The mother of 16-year-old Fitz Thomas — whose June 4, 2020, drowning in a creek near the Potomac River prompted scrutiny of why it took so long for first responders from both Virginia and Maryland to locate the teen — is calling for an independent investigation.
Members of the Loudoun County’s Board of Supervisors were briefed Wednesday on the county’s fire and rescue department’s progress toward implementing recommendations developed after Thomas drowned in a creek that feeds the Potomac River. During the incident, 911 calls for assistance were received by call centers in both Loudoun County, Virginia, and Montgomery County, Maryland.
A 77-page report, jointly conducted by the fire and rescue departments of Loudoun and Montgomery counties, was released in September 2020. According to the report, Thomas had been underwater for more than 25 minutes when his friends and bystanders located him in the water, and pulled him to the shore.
Loudoun County Combined Fire and Rescue System Chief Keith Johnson told the board that 37 of the report’s 42 recommendations for policy, procedure, staffing levels, and training are either 90% or 100% complete, with the rest on track to be fully implemented in coming months.

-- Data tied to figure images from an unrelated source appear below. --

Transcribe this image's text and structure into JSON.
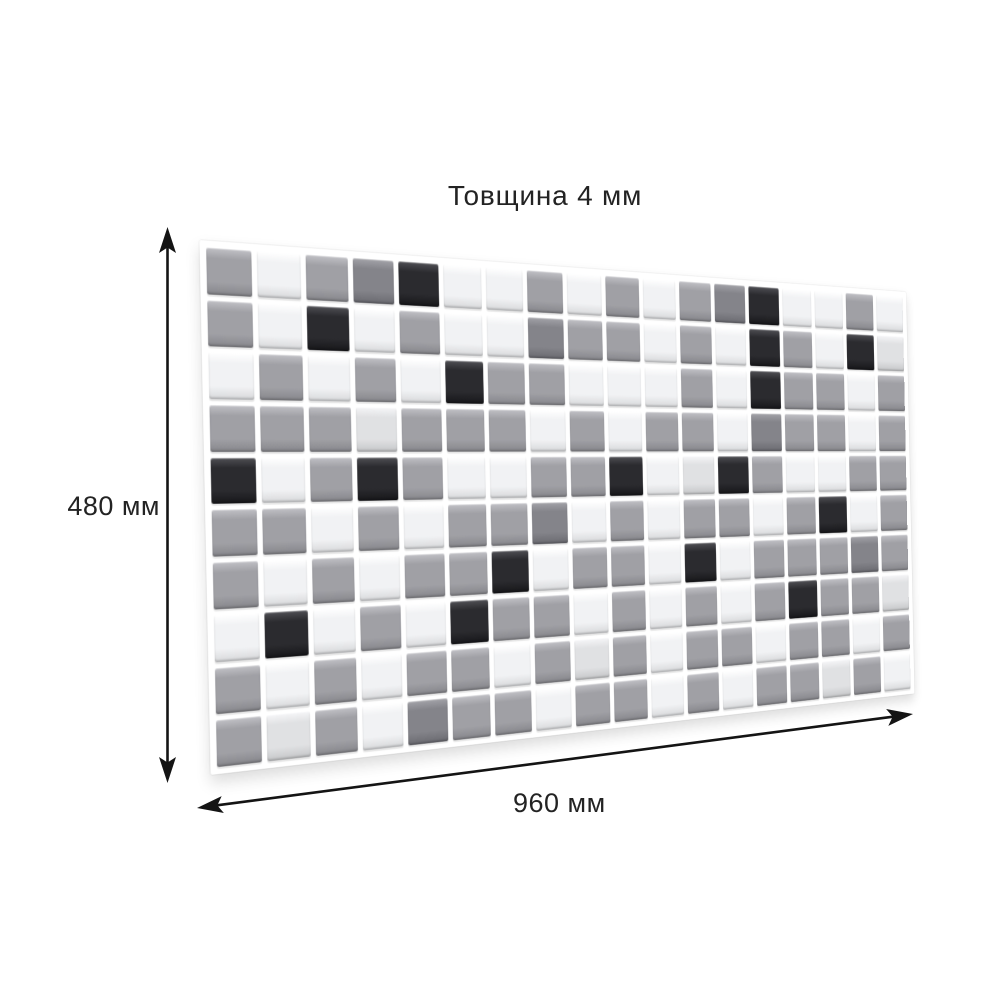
{
  "product_diagram": {
    "thickness_label": "Товщина 4 мм",
    "height_label": "480 мм",
    "width_label": "960 мм"
  },
  "arrows": {
    "color": "#141414"
  },
  "panel": {
    "rows": 10,
    "cols": 18,
    "grout_color": "#ffffff",
    "pattern": [
      "GWGDBWWGWGWGDBWWGW",
      "GWBWGWWDGGWGWBGWBL",
      "WGWGWBGGWWWGWBGGWG",
      "GGGLGGGWGWGGWDGGWG",
      "BWGBGWWGGBWLBGWWGG",
      "GGWGWGGDWGWGGWGBWG",
      "GWGWGGBWGGWBWGGGDG",
      "WBWGWBGGWGWGWGBGGL",
      "GWGWGGWGLGWGGWGGWG",
      "GLGWDGGWGGWGWGGLGW"
    ],
    "colors": {
      "W": {
        "base": "#f1f2f4",
        "hi": "#ffffff",
        "lo": "#d7d8da"
      },
      "L": {
        "base": "#e0e1e3",
        "hi": "#f5f5f7",
        "lo": "#c5c6c8"
      },
      "G": {
        "base": "#a0a0a5",
        "hi": "#c0c0c5",
        "lo": "#86868b"
      },
      "D": {
        "base": "#84848a",
        "hi": "#a2a2a8",
        "lo": "#6a6a70"
      },
      "B": {
        "base": "#2b2b2f",
        "hi": "#4f4f54",
        "lo": "#17171a"
      }
    }
  }
}
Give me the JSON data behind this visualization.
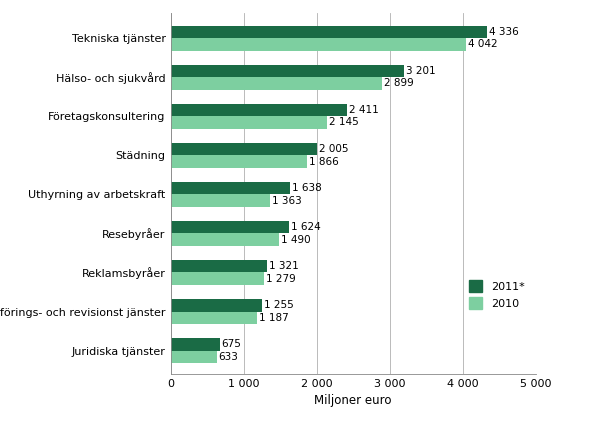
{
  "categories": [
    "Juridiska tjänster",
    "Bokförings- och revisionst jänster",
    "Reklamsbyråer",
    "Resebyråer",
    "Uthyrning av arbetskraft",
    "Städning",
    "Företagskonsultering",
    "Hälso- och sjukvård",
    "Tekniska tjänster"
  ],
  "values_2011": [
    675,
    1255,
    1321,
    1624,
    1638,
    2005,
    2411,
    3201,
    4336
  ],
  "values_2010": [
    633,
    1187,
    1279,
    1490,
    1363,
    1866,
    2145,
    2899,
    4042
  ],
  "labels_2011": [
    "675",
    "1 255",
    "1 321",
    "1 624",
    "1 638",
    "2 005",
    "2 411",
    "3 201",
    "4 336"
  ],
  "labels_2010": [
    "633",
    "1 187",
    "1 279",
    "1 490",
    "1 363",
    "1 866",
    "2 145",
    "2 899",
    "4 042"
  ],
  "color_2011": "#1a6b45",
  "color_2010": "#7dcfa0",
  "xlabel": "Miljoner euro",
  "xlim": [
    0,
    5000
  ],
  "xticks": [
    0,
    1000,
    2000,
    3000,
    4000,
    5000
  ],
  "xtick_labels": [
    "0",
    "1 000",
    "2 000",
    "3 000",
    "4 000",
    "5 000"
  ],
  "legend_2011": "2011*",
  "legend_2010": "2010",
  "background_color": "#ffffff",
  "bar_height": 0.32,
  "label_fontsize": 7.5,
  "tick_fontsize": 8,
  "xlabel_fontsize": 8.5
}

However, during the public comment period before the fire chief’s presentation, Pastor Michelle Thomas said an internal investigation isn’t sufficient to ascertain facts.
“When you’re really serious about getting to the core of the issue, you call in external investigators,” Thomas said, asking the board to authorize a third-party investigation of the incident.
Johnson described some of the changes that have been implemented, including having both Loudoun and Montgomery immediately launch crews toward the Potomac River when a 911 call is received.
“This change increases coordination between two states by acknowledging that dispatching crews to both sides of the river until the exact nature of an emergency incident is ascertained by first responders on the scene just makes sense,” Johnson said.
New technology, including the Emergency Services Internet Protocol Network, is now part of the county’s emergency communication system, Johnson said.
“One of its important features is the ability to route 911 calls based on a caller’s physical location,” he said.
During her statement, Thomas asked the fire chief and county to stop describing “the false narrative” that her son was dead when he was pulled from the water.
“It doesn’t share that on the 911 reports, the calls, nor does it share that in the medical records,” Thomas said.
Since Thomas’ medical records and autopsy report are not public, the county has said it is limited in considering other policy or procedural changes.
According to a staff report presented to the supervisors: “The county extended an offer to the Thomas family to share the cost to conduct a review of the cause of Fitz Thomas’ death by a jointly selected, independent medical examiner. However, the Thomas family declined the offer.”
Thomas told the board: “We’ve already done that. We paid $6,000 for a medical examiner. Because you don’t like the result doesn’t mean that we need to do it again.”
Thomas has said a civil lawsuit is possible.